Preconceived No-Shows

pre·con·ceived
adjective: pre-conceived
(of an idea or opinion) formed before having the evidence for its truth or usefulness.  “the same set of facts can be tailored to fit any preconceived belief”

When I read the statistics on how many singles there are in Southern California I literally did a double take. It’s an astounding number, yet it doesn’t have to be.

Born and raised in Los Angeles, I see people’s unrealistic expectations of “what love looks like” on a daily basis. What he looks like or what he does for a living or what she does for a living or what she looks like; does it really matter? When I was single, I was dating what I thought my “type” was. It turned out I did not know my “type” at all. My “preconceived notions” were the problem, because love is all encompassing and I found that out time and time again.

As a married matchmaker, when someone says “no” to a potential match because the photo, a one dimensional photo, isn’t that client’s type, I have to remind myself that person may have preconceived notions. That’s when I ask the question “why would you ever say no to someone based on a photo”?  How do you know this person won’t be the one? How do you know if you don’t meet them? The “preconceived notion” is why so many people are single. She/He doesn’t look like my type, they don’t represent who I see myself with, my friends might not think this person is good looking enough or whatever the excuse may be. So what happens? They stay single.

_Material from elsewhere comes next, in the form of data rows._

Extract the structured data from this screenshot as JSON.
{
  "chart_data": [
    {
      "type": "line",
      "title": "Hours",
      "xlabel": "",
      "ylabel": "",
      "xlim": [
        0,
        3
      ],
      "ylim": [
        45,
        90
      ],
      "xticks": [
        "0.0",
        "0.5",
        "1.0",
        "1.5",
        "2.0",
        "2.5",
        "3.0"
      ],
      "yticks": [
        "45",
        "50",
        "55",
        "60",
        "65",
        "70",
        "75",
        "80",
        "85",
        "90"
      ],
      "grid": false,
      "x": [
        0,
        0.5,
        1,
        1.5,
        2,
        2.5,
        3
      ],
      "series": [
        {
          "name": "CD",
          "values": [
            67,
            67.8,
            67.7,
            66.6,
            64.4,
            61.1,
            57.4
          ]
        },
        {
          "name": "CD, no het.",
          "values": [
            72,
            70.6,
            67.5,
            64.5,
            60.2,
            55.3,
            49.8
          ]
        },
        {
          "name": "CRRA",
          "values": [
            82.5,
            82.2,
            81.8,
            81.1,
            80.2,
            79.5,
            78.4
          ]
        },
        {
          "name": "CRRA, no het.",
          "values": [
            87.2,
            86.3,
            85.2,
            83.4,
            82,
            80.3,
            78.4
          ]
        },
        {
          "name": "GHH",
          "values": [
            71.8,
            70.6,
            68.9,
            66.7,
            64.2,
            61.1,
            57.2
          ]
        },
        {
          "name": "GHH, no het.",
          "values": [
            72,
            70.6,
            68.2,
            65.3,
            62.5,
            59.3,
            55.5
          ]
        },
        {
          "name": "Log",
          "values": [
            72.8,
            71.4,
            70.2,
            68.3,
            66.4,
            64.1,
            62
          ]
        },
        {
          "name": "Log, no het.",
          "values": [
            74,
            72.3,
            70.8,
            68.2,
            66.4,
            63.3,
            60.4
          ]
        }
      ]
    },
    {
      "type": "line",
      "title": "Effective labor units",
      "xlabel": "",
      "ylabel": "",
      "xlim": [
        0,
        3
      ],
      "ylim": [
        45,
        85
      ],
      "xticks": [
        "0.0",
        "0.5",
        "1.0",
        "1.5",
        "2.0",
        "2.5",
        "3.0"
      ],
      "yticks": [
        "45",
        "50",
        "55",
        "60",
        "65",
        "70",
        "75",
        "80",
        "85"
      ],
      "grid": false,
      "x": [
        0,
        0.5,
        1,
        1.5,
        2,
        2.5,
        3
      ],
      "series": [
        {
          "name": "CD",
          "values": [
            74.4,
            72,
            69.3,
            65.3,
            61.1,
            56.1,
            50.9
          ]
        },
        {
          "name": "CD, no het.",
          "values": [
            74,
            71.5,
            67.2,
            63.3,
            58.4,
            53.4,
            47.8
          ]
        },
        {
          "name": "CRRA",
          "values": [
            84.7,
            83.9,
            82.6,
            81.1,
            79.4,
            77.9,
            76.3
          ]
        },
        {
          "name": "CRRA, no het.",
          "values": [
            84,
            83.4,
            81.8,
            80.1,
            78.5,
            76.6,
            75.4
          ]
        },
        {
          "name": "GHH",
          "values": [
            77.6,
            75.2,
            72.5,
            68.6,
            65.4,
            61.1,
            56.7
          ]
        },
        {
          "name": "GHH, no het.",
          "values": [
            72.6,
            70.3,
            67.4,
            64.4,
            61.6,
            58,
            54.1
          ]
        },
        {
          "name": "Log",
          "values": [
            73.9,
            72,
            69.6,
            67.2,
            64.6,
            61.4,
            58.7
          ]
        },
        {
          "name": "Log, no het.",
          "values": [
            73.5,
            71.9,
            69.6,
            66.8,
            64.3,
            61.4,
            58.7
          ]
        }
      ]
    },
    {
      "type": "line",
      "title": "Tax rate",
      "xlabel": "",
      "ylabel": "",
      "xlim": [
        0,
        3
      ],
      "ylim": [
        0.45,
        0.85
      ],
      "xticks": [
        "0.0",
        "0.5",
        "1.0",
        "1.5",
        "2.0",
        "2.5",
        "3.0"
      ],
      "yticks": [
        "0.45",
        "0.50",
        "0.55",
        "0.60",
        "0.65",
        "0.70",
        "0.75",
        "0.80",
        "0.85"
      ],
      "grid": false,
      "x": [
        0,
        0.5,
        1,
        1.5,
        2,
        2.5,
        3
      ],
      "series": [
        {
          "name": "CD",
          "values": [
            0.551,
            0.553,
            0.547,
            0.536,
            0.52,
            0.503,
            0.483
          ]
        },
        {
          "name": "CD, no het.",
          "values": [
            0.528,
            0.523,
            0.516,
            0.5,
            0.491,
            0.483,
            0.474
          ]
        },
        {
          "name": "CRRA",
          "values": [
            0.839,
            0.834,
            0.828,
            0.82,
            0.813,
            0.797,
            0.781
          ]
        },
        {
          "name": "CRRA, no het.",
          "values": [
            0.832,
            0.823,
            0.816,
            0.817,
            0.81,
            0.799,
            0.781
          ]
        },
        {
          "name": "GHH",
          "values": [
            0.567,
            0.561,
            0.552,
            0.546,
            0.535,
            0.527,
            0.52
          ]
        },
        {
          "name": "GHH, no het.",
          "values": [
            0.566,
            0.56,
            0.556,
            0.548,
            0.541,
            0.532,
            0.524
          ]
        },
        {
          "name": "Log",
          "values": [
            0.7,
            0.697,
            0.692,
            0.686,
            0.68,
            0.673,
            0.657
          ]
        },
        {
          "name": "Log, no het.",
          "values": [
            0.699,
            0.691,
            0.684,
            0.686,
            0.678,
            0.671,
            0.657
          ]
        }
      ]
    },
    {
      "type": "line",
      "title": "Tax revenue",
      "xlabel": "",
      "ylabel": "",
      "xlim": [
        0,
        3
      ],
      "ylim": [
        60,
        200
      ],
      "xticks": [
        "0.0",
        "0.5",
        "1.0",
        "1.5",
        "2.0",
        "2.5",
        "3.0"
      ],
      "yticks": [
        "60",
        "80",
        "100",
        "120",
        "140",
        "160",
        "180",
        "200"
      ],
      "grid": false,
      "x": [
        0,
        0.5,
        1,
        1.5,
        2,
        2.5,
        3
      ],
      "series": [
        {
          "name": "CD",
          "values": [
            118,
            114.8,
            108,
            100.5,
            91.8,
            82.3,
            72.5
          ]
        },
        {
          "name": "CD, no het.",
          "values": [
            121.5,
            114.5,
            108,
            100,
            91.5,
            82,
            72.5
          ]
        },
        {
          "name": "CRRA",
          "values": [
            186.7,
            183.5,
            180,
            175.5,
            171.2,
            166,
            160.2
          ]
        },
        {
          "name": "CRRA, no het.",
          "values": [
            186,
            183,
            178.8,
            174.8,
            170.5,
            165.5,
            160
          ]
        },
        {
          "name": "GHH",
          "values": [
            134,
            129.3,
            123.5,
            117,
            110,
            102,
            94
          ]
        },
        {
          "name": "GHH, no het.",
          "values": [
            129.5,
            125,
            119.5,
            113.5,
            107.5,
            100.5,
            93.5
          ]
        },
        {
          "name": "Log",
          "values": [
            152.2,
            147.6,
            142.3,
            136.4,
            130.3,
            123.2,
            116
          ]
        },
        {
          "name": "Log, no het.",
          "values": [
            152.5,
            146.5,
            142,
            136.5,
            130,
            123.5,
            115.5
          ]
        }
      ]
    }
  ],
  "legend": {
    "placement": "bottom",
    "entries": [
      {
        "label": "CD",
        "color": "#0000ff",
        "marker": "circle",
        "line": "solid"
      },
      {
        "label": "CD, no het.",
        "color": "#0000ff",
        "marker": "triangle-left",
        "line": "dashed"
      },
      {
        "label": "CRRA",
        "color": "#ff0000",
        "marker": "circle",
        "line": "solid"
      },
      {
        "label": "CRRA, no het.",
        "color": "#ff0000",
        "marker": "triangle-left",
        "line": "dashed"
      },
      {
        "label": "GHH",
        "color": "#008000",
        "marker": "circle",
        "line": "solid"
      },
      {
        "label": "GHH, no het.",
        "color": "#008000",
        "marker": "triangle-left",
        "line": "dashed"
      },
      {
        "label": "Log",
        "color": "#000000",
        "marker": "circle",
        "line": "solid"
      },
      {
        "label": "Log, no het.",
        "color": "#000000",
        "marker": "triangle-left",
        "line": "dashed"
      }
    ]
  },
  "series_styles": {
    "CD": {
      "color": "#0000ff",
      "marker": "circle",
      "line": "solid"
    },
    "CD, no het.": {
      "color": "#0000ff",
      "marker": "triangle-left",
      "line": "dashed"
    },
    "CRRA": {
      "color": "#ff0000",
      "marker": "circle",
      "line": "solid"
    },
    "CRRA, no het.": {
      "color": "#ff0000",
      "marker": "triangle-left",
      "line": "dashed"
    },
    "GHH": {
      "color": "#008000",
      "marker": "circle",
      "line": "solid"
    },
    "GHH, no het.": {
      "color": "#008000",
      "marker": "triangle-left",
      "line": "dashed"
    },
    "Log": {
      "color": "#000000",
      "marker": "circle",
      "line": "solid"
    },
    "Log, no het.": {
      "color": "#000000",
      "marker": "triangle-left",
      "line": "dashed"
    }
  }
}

People have no idea what love actually looks like. How could they? What does it mean to fall and stay in love, to be in a marriage, to take a risk. I always ask my clients if they want a wedding or a marriage. The differences are monumental. Are you willing to grow and change? A marriage, for better or for worse means you are willing to grow, you are willing to step outside your comfort zone, you are willing to be vulnerable and accountable. It’s a beautiful thing to be in a marriage with someone you really love.

I often hear, ”I need to be physically attracted to him or her right away”, and I agree you want to find a potential match physically attractive even if they don’t look like your type, but remember physical attraction will change. It will change for all of us…guaranteed.

My advice is to keep an open mind and an open heart because often times what love looks like can be dramatically different than what you think. If you hold on to tight to that “picture in your mind” you might find yourself single and truly missing what we all desire; companionship, connection, and true love. Think about it…really, and then let go of your preconceived notions.